Akhirnya, saat ini saya menunggu aksi kawan saya, seorang Direktur RS, menyebarkan cerita positif dan kisah baik dibandingkan menyalahkan pihak yang mempersepsikan buruk rumah sakitnya. Bagaimana dengan rumah sakit Saudara?

4 komentar:

  1. Seperti program PKK [peduli kata kunci] @Warung_Blogger lomba nulis yg tujuan utamanya membantu meminimalisir konten negatif menjadi positif.

    BalasHapus
  2. hmmm...sharing is caring...idealnya semakin banyak informasi mengenai RS, termasuk layanannya, semakin baik...tentunya bukan sekedar lip service atau promosi, tapi lebih pada testimoni dan pengalaman asli para pasien terkait pelayanan di RS tersebut..tapi mungkin RS sudah terlalu sibuk melayani pasien. sehingga hal ini tidak terpikirkan..

    BalasHapus
  3. Humas seringkali diposisikan sebagai pelengkap penderita. Ini sudah jamak terjadi. Secara struktural pun biasanya dititipkan pada seksi atau unit sana sini, Saat akreditasi (versi lama) secara struktural dan pendukung adminnya ada.
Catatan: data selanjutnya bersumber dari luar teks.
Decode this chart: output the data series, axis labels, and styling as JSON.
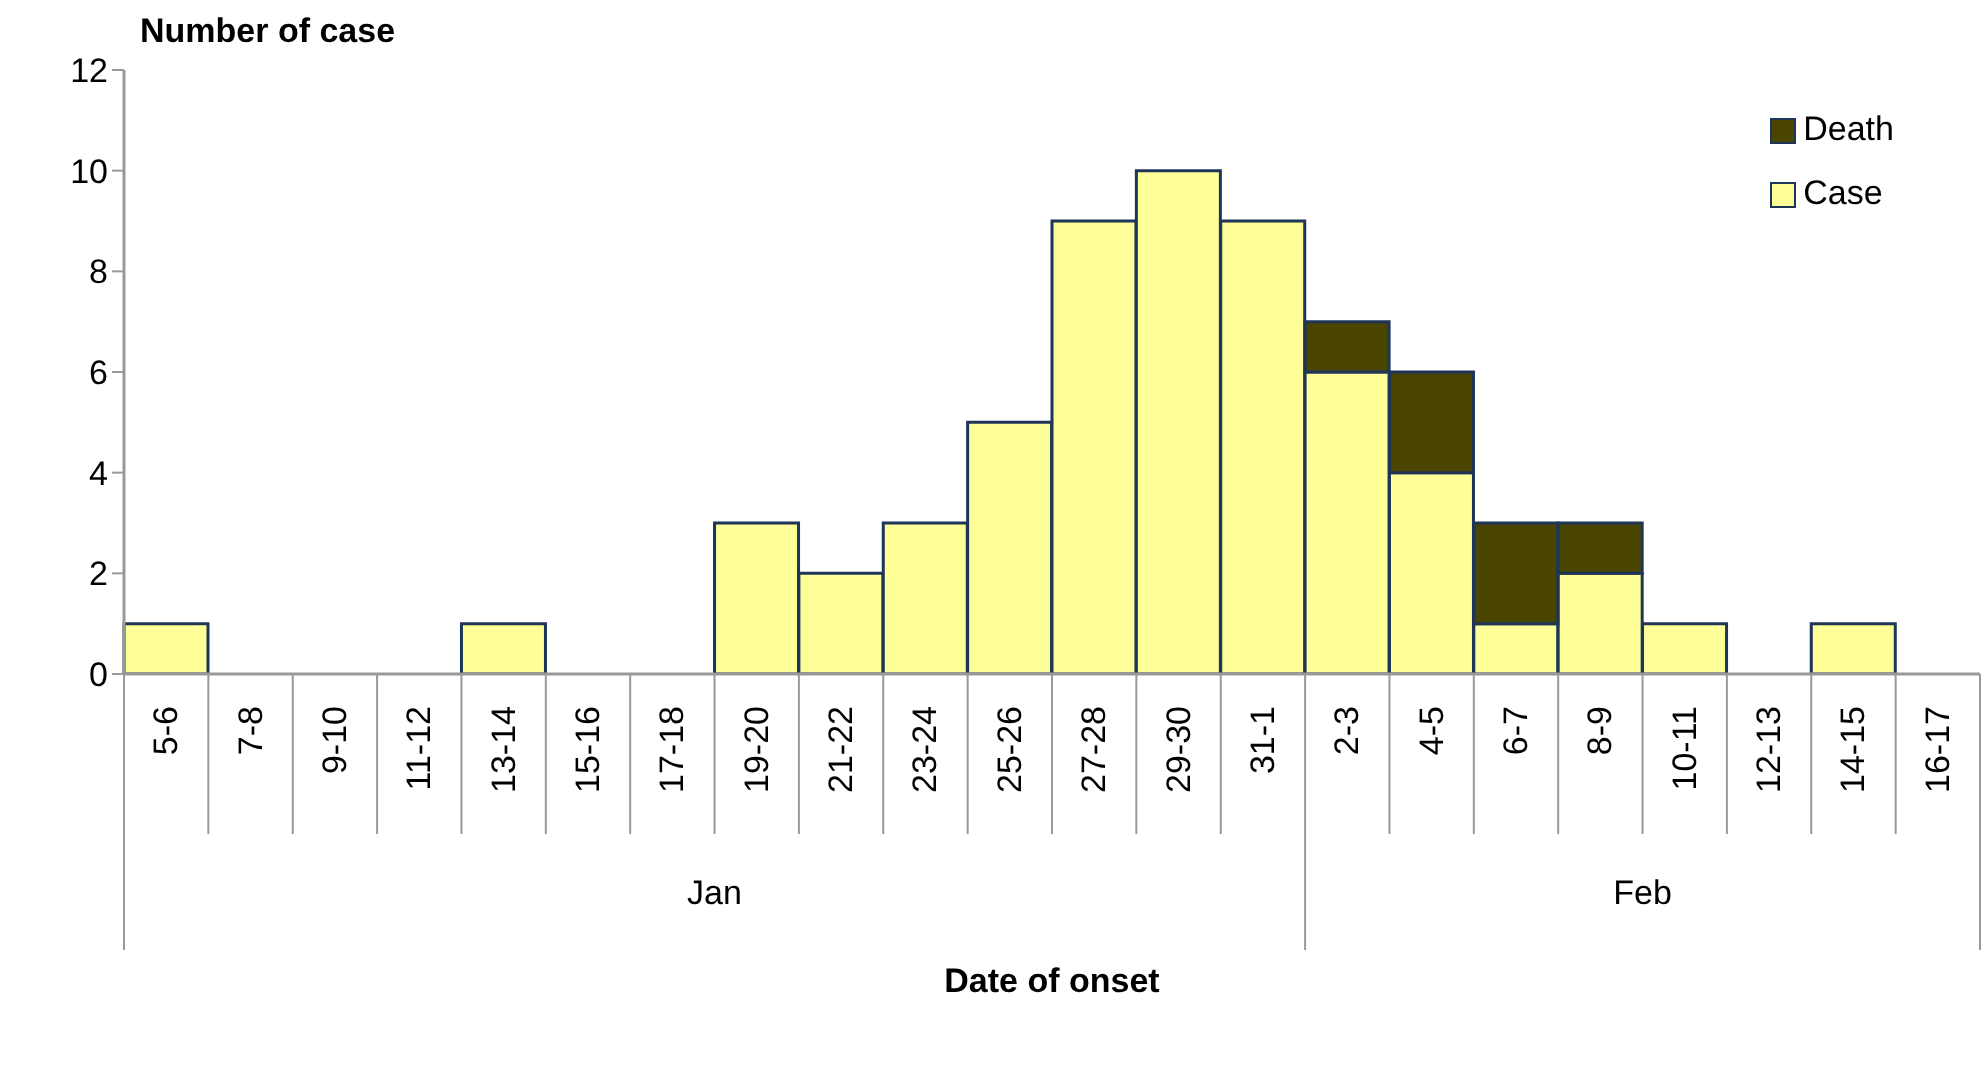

    Namun setelah itu wusss...
    Menjadi bagian utuh yang selalu siap dipojokan. Siap maju setiap ada serangan mendadak dari luar. Tapi mungkin inilah seni untuk memadukan kompleksitas layanan suatu rumah sakit.

    Akreditasi model JCI ini semoga perlahan-lahan mampu mengubah kabut persepsi para owner RS. Sehingga dapat direalisasikan sebagaimana tupoksi humas yang sebenarnya. :)

    BalasHapus
  4. Saya setuju banget bahwa cerita positif itu perlu disebarkan secara terus-menerus. Sebagaimana media di negara kita, bila yang diberitakan korupsi, kekerasan, terorisme secara terus-menerus maka harapan seakan pupus bagi sebagian besar bangsa Indonesia. Padahal, yang positif tentulah ada. Dan saya yakin lebih banyak.